Cette enveloppe intègre principalement les droits de partage de production rétrocédés par l'entremise de la Société nationale des hydrocarbures (SNH) et les prélèvements fiscaux assis sur les bénéfices. Sur ce montant consolidé, la fiscalité directe liée aux impôts sur le revenu représente une part minoritaire, s'établissant à moins de 5 milliards de FCFA.

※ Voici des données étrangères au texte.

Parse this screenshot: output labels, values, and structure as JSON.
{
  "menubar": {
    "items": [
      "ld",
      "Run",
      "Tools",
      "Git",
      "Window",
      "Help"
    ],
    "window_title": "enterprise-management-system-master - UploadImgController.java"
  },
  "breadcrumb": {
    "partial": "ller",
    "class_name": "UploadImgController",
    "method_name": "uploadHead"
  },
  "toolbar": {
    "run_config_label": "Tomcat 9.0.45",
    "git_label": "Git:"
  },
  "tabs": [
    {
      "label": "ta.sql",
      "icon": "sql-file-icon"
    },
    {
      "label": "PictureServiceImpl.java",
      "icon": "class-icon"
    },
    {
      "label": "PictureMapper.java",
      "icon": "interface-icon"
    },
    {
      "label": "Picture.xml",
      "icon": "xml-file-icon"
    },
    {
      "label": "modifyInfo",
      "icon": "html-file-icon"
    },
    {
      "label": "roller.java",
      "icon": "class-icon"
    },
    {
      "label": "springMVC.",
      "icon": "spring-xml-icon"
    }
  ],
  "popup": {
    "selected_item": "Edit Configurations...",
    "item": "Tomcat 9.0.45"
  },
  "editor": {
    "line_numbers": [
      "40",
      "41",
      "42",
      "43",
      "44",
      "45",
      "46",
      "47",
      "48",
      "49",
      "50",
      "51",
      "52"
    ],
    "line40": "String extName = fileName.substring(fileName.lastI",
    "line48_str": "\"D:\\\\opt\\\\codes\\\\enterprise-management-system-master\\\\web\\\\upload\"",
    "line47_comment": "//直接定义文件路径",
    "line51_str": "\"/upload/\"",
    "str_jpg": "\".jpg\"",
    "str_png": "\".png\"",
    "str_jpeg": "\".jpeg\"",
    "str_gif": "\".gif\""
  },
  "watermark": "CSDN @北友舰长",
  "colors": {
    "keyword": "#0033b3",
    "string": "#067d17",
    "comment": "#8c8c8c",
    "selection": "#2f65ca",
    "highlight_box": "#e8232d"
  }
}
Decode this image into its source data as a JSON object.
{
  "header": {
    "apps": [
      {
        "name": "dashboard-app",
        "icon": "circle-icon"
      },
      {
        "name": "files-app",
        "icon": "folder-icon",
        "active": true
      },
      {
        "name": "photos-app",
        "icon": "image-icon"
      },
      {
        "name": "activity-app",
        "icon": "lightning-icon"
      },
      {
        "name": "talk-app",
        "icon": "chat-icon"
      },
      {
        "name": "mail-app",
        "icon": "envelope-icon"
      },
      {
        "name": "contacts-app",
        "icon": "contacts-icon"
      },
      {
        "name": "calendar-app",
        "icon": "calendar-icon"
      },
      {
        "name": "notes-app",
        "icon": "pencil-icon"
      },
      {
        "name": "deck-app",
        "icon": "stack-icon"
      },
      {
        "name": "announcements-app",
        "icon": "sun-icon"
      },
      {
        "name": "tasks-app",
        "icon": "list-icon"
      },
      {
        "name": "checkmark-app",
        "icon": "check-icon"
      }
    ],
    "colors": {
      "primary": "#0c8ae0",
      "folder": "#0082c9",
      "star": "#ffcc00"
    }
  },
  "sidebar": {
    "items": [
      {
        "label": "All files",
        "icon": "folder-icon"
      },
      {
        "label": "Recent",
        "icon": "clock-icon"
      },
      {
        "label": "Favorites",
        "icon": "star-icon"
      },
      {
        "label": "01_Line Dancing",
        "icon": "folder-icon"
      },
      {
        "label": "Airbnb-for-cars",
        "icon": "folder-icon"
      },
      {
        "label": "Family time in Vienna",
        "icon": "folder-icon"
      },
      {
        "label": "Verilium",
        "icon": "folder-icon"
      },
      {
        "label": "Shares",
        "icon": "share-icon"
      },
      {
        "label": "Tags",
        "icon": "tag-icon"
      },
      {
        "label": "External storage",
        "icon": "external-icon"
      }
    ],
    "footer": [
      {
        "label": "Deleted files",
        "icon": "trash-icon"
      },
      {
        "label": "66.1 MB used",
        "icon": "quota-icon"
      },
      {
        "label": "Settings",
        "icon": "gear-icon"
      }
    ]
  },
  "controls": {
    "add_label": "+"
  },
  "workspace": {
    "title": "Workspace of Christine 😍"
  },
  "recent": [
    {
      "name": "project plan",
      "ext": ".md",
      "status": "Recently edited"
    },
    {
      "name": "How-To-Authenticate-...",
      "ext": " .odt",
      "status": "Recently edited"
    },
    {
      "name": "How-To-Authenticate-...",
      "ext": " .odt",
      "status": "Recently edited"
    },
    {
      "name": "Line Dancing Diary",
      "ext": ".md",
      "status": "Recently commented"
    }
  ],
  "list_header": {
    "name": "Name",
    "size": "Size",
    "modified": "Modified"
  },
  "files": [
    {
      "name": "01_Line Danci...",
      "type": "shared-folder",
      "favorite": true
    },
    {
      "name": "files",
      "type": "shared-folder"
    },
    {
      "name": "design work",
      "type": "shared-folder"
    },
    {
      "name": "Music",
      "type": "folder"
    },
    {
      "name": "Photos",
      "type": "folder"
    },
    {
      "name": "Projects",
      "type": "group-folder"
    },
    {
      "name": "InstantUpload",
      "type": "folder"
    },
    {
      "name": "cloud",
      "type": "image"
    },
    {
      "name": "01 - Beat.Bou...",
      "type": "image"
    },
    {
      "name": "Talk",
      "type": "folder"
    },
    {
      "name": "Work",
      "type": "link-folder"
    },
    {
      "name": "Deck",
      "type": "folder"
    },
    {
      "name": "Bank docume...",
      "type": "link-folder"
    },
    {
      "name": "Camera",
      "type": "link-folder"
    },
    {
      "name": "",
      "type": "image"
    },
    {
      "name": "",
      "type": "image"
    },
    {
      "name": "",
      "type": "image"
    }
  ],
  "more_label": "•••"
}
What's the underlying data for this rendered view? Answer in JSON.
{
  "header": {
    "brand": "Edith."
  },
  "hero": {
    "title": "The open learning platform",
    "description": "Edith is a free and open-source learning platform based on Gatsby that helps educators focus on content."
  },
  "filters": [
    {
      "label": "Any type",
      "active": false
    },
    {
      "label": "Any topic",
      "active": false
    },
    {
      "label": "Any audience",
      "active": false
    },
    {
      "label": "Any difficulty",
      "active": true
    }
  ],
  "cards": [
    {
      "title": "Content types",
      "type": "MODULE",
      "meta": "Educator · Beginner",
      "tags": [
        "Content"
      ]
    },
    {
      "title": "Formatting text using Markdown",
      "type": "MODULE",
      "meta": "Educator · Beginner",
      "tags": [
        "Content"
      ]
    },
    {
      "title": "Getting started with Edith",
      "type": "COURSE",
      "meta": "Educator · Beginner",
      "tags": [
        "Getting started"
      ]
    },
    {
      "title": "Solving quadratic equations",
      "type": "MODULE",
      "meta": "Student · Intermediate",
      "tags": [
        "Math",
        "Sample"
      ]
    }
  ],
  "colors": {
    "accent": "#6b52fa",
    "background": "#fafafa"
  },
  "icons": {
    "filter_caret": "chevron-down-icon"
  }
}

La ventilation des exercices comptables fait ressortir un fléchissement marqué de la dynamique financière. Pour l'année 2025, l'opérateur notifie un versement sectoriel de 11,5 millions de dollars (environ 6,5 milliards de FCFA), dont 9,795 millions de dollars au titre des allocations de production et 1,705 million de dollars pour les charges fiscales. Douze mois auparavant, en 2024, les transferts s'élevaient à 21,58 millions de dollars (soit 12,1 milliards de FCFA), répartis entre 16,077 millions de dollars de droits contractuels et 5,504 millions de dollars d'impôts sur les sociétés. Cette baisse des contributions financières s'aligne sur la détérioration des indicateurs opérationnels du projet Bolongo, unique actif local du groupe situé dans le bassin du Rio del Rey, dont l’extraction nette est passée de 201 000 barils en 2024 à 161 000 barils en 2025, matérialisant une contraction de 20 % sur un an.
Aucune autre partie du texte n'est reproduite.